Generative Design – under the Hood
Generative design is a design exploration process that uses artificial intelligence (AI) to create a wide range of solutions and ideas for complex problems like reducing component weight, or optimizing performance, and making designs simpler. AI is a branch of deep learning that uses neural networks, touted to loosely mimic the function of human brain. Deep learning algorithms explore and discover latent patterns and relationships in large amounts of data, something which is not very easily possible for humans. AI and machine learning (ML) technologies incorporate unsupervised learning, where algorithms work toward detecting patterns in unorganized data. Generative design takes this concept a step further by creating algorithms that attempt to generate new samples given some input parameters. Engineers can leverage this autonomous use of AI to create optimal designs from a set of given system design requirements. They can interactively specify their requirements and goals - including preferred materials and manufacturing processes - and the generative engine will automatically produce a manufacture-ready design as a starting point or as a final solution. As a result, engineers can interact with the technology to create superior designs and drive product innovation more quickly.

Under the hood, generative design uses a mathematical optimization model in order to solve an engineering problem. It also utilizes the power of finite element analysis (FEA) in order to create optimal topology.  Generative design makes it possible to explore hitherto unexplored options – something that humans cannot design easily. Complex geometries and artistic shapes are all possible with the help of generative CAD design; all the while maintaining various constraints like weight, type of material, dimensions, and other engineering parameters.

So, in essence, the concept of generative design for CAD is simple – it leverages the capability of technological advances to autonomously generate a set of design alternatives within the constraints defined by the design engineer. Since it is autonomous, the designer or the engineer need not interfere in the process; the CAD system generates a number of alternative options. This reduces the workload of the design team, increasing their output efficiency. Once the generative design process is complete, the engineers can choose among the best option that satisfies both aesthetic as well as functional requirement of the object.

Typical generative design passes through these four stages:

  • Designers enter design goals, constraints and other related parameters in the generative design enabled CAD Software
  • The CAD program generates a range of design options that have been directly validated for manufacturing
  • The design team selects the best possible solution, refines it further and sends it to the production team
  • The product designer / engineer chooses the most suitable manufacturing method for production and proceeds further

Generative design in combination with 3D printing (additive manufacturing) is a very potent combination. The ability to generate thousands of designs adherent to restrictions early on in the design process is a time-saver. Furthermore, algorithms are not biased towards pre-conceived concepts and the untraditional results are easier and cheaper to manufacture with 3D printers.

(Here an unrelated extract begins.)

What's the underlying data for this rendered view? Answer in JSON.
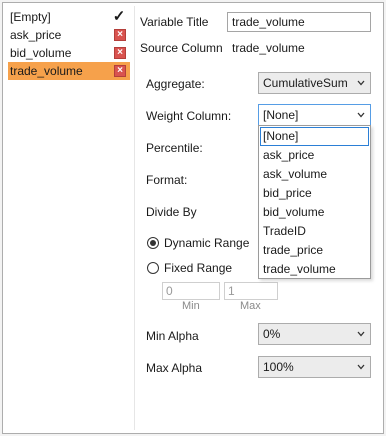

Generative design has been successfully used in the aerospace, automobile and construction field. Modern CAD software like Creo also allows users to get additional assistance with modules like Generative Topology Optimization and the Generative Design Extension. Used together, these AI-driven generative design tools can help users deliver more innovative, differentiated products, reduce the time to market, and reduce overall product costs.

Summary
CAD is here to stay. Improvement in CAD software and adoption of deep learning technologies has enabled industry leaders to augment their CAD offerings. Generative design is one such facet of modern CAD software. Generative design proactively participates in the design process. This potential of generative design can be exploited by combining it with additive manufacturing (3D printing) to optimize designs faster. Used properly, generative design shortens the design cycles, and coupled with 3D printing can disrupt the whole engineering and digitization product lifecycle.